Desafios para a inclusão do idoso no ensino superior
Enviada em 14/04/2020
“A cultura é o melhor conforto para a velhice”, disse o filósofo grego Aristóteles. A partir disso, no mundo atual, cultura é facilmente associada a conhecimento e educação. Com isso, observa-se uma crescente demanda dos idosos pelo ensino superior, contudo esses, muitas vezes, mostram-se despreparados para receber novas informações. Nesse viés, o baixo nível de escolaridade das pessoas com idade avançada, somado a falta de estrutura e uma aprendizagem diferenciada das instituições privadas e públicas, tornam-se desafios para a inserção dos mesmos.

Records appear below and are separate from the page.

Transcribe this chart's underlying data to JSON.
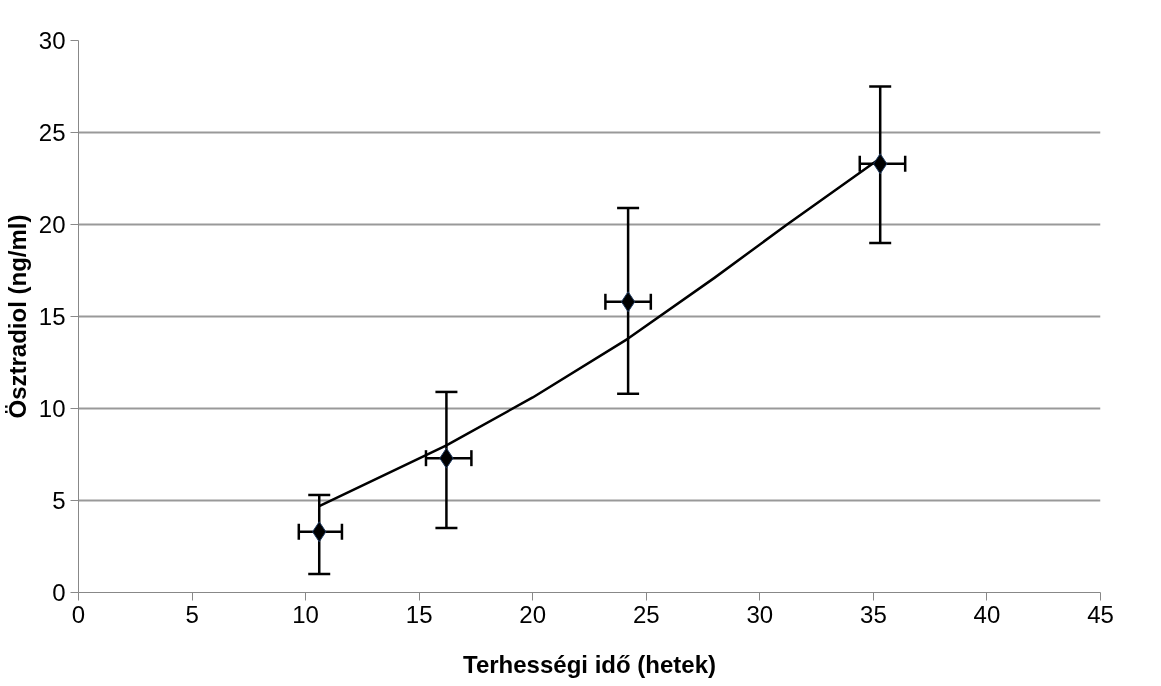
{
  "chart_data": {
    "type": "scatter",
    "xlabel": "Terhességi idő (hetek)",
    "ylabel": "Ösztradiol (ng/ml)",
    "xlim": [
      0,
      45
    ],
    "xticks": [
      0,
      5,
      10,
      15,
      20,
      25,
      30,
      35,
      40,
      45
    ],
    "ylim": [
      0,
      30
    ],
    "yticks": [
      0,
      5,
      10,
      15,
      20,
      25,
      30
    ],
    "grid": "y",
    "marker": "diamond",
    "series": [
      {
        "color": "#000000",
        "x": [
          10.6,
          16.2,
          24.2,
          35.3
        ],
        "values": [
          3.3,
          7.3,
          15.8,
          23.3
        ],
        "errors": [
          [
            1.0,
            5.3
          ],
          [
            3.5,
            10.9
          ],
          [
            10.8,
            20.9
          ],
          [
            19.0,
            27.5
          ]
        ],
        "xerrors": [
          [
            9.7,
            11.6
          ],
          [
            15.3,
            17.3
          ],
          [
            23.2,
            25.2
          ],
          [
            34.4,
            36.4
          ]
        ]
      },
      {
        "type": "line",
        "color": "#000000",
        "marker": "none",
        "line_style": "solid",
        "x": [
          10.6,
          16.2,
          20,
          24.2,
          28,
          31.2,
          35.3
        ],
        "values": [
          4.7,
          8.0,
          10.6,
          13.8,
          17.1,
          20.0,
          23.6
        ]
      }
    ]
  }
}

A priori, na Grécia antiga, a educação era uma atividade para aqueles que continham tempo livre, para ser ocupado com o saber e não necessitavam trabalhar para garantir a própria sobrevivência. Esta realidade era vivida não só nesse tempo mas também atualmente. Assim como, os idosos que de maneira idêntica realizaram tal ato, abdicando-se da escolaridade do ensino médio, para realizar funções essenciais. Ademais, este acontecimento interfere diretamente na inclusão dos mais velhos no ensino superior, uma vez que o documento de conclusão da escolaridade é requerido pelas organizações.
Outrossim, através de uma pesquisa realizada pela revista científica, em 2025 serão cerca de 34 milhões de idosos no Brasil. É indubitável que essa população ocupem-se de maneiras distintas e principalmente absorvendo conhecimento, todavia as corporações de ensino superior, mostram-se despreparadas para atender toda a demanda. Essas faculdades, em sua maioria, não possuem uma estrutura acessível para o público mais velho, em que rampas, escadas e a necessidade de locomoção constante tornam-se empecilhos. Por outro lado, a primordialidade de conteúdos mais sucintos e diferenciados se faz presente.
Em suma, é indispensável que o conhecimento é importante em todas as idades, uma vez que orienta um desenvolvimento social por meio da razão desde o século XVIII. É dever das Secretarias de Educação aumentar a divulgação dos projetos da eja, ensino fundamental e médio para jovens e adultos. Também é dever do Estado e das universidades públicas e privadas, adequar sua estrutura física e de ensino para a introdução dos idosos nesse meio. Logo, desta forma as barreiras para o envolvimento da população envelhecida, serão dissolvidas.